Have you ever heard a word for the first time (or after a long time of not hearing it) and as soon as you’ve heard it, you hear it multiple times immediately afterward? That happened to me after I brought up eggs benedict in my post about the Green Onion Waffles with Huevos Rancheros yesterday. Soon after that, another cooking magazine posted a poll regarding eggs benedict on Facebook and a conversation ensued.

So, since eggs benedict keeps coming up, I feel it’s my responsibility to continue the discourse and make the Eggs Benedict with Herb-Roasted Asparagus and Bacon that the Deen brothers came up with and placed in their magazine. I love asparagus, bacon, eggs and hollandaise sauce so the only hurdle for me was the red pepper. I like them raw, but am not a fan of them cooked. I find that they overwhelm all other flavors.

I have another confession. I don’t own pre-packaged hollandaise sauce mixes. I’m actually pretty proud of that fact. When I make a hollandaise sauce, it’s from scratch. Alton Brown from Food Network has a very good recipe that is fail-proof if you take the time to follow the instructions exactly. It’s easy, but it does take time.

So, I made the hollandaise with my recipe and then added the herbs and dijon mustard as per the brothers instructions.

This dish is hard to complete in a way that ensures everything will be finished at the same time so all will be nice and hot, something I take a lot of pride in being able to accomplish when I make dinners.

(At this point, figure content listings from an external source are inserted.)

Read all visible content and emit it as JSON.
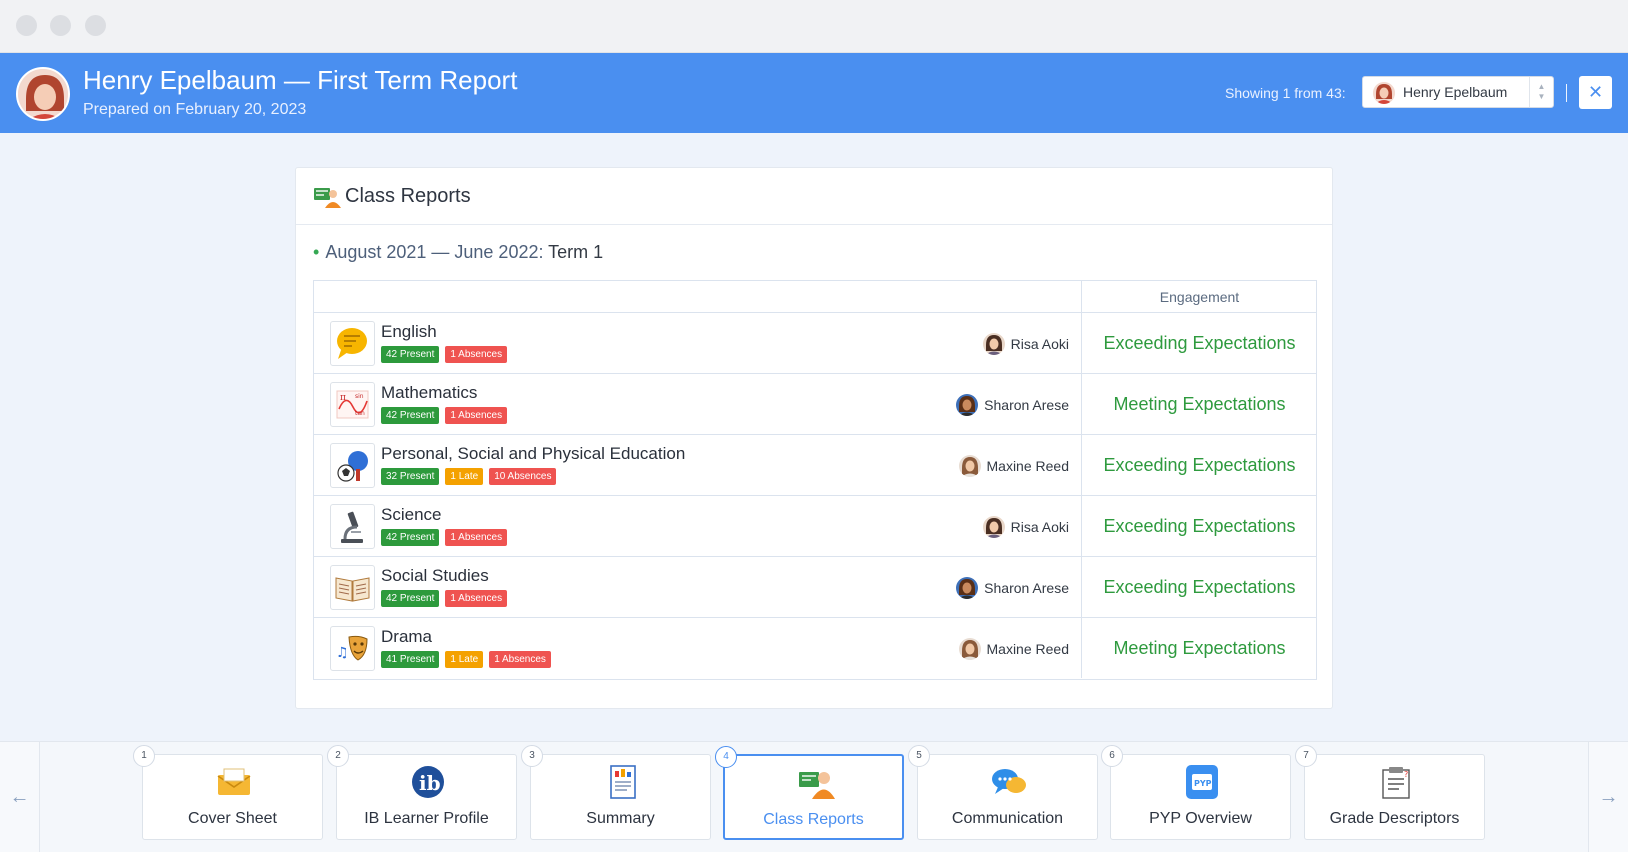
{
  "header": {
    "title": "Henry Epelbaum — First Term Report",
    "subtitle": "Prepared on February 20, 2023",
    "showing_label": "Showing 1 from 43:",
    "selected_student": "Henry Epelbaum",
    "close_icon": "close-icon",
    "accent": "#4a8ff0"
  },
  "card": {
    "title": "Class Reports",
    "term_range": "August 2021 — June 2022:",
    "term_name": "Term 1",
    "engagement_header": "Engagement",
    "rows": [
      {
        "subject": "English",
        "teacher": "Risa Aoki",
        "engagement": "Exceeding Expectations",
        "badges": [
          {
            "text": "42 Present",
            "kind": "green"
          },
          {
            "text": "1 Absences",
            "kind": "red"
          }
        ]
      },
      {
        "subject": "Mathematics",
        "teacher": "Sharon Arese",
        "engagement": "Meeting Expectations",
        "badges": [
          {
            "text": "42 Present",
            "kind": "green"
          },
          {
            "text": "1 Absences",
            "kind": "red"
          }
        ]
      },
      {
        "subject": "Personal, Social and Physical Education",
        "teacher": "Maxine Reed",
        "engagement": "Exceeding Expectations",
        "badges": [
          {
            "text": "32 Present",
            "kind": "green"
          },
          {
            "text": "1 Late",
            "kind": "orange"
          },
          {
            "text": "10 Absences",
            "kind": "red"
          }
        ]
      },
      {
        "subject": "Science",
        "teacher": "Risa Aoki",
        "engagement": "Exceeding Expectations",
        "badges": [
          {
            "text": "42 Present",
            "kind": "green"
          },
          {
            "text": "1 Absences",
            "kind": "red"
          }
        ]
      },
      {
        "subject": "Social Studies",
        "teacher": "Sharon Arese",
        "engagement": "Exceeding Expectations",
        "badges": [
          {
            "text": "42 Present",
            "kind": "green"
          },
          {
            "text": "1 Absences",
            "kind": "red"
          }
        ]
      },
      {
        "subject": "Drama",
        "teacher": "Maxine Reed",
        "engagement": "Meeting Expectations",
        "badges": [
          {
            "text": "41 Present",
            "kind": "green"
          },
          {
            "text": "1 Late",
            "kind": "orange"
          },
          {
            "text": "1 Absences",
            "kind": "red"
          }
        ]
      }
    ]
  },
  "nav": {
    "prev_icon": "arrow-left-icon",
    "next_icon": "arrow-right-icon",
    "tiles": [
      {
        "num": "1",
        "label": "Cover Sheet",
        "icon": "envelope-icon",
        "active": false
      },
      {
        "num": "2",
        "label": "IB Learner Profile",
        "icon": "ib-logo-icon",
        "active": false
      },
      {
        "num": "3",
        "label": "Summary",
        "icon": "report-doc-icon",
        "active": false
      },
      {
        "num": "4",
        "label": "Class Reports",
        "icon": "class-reports-icon",
        "active": true
      },
      {
        "num": "5",
        "label": "Communication",
        "icon": "chat-bubbles-icon",
        "active": false
      },
      {
        "num": "6",
        "label": "PYP Overview",
        "icon": "pyp-icon",
        "active": false
      },
      {
        "num": "7",
        "label": "Grade Descriptors",
        "icon": "descriptor-doc-icon",
        "active": false
      }
    ]
  }
}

So, since I figured the bacon would get covered with the egg and hot hollandaise, I went ahead and fried it up before proceeding with anything else.

I also made my eggs in a nifty poacher that’s for the microwave so I didn’t have to worry about changing temperatures and keeping the asparagus warm while the eggs were cooking. Mine’s from Nordicware and cost me about $3. It makes perfectly poached eggs in about a minute and I love it.

Putting the breakfast together was easy. Toasted and buttered English muffin goes on the plate, topped by a few spears of roasted asparagus (which was delicious all on it’s own) and some red pepper (no comment). Then A couple of slices of bacon go over the asparagus, the egg is careful placed on top of the stack and hollandaise sauce is drizzled over all.

My personal taste is that the addition of the dijon mustard did not add to the hollandaise but took away the delicate beauty of the sauce. I just didn’t like it. The red pepper did what I thought, so I removed it from the muffins after taking a bite and finshed the rest with the poor things sitting dejected on the side of the plate. I did love the asparagus and bacon as part of the dish though. In fact, when I make this at home I usually omit the Canadian bacon and just put the egg on the muffin and top that with the sauce.

This is an interesting recipe but to me it takes a delicate dish and uses two very bold flavors, dijon mustard and red pepper, which overwhelm it and lessen its specialness.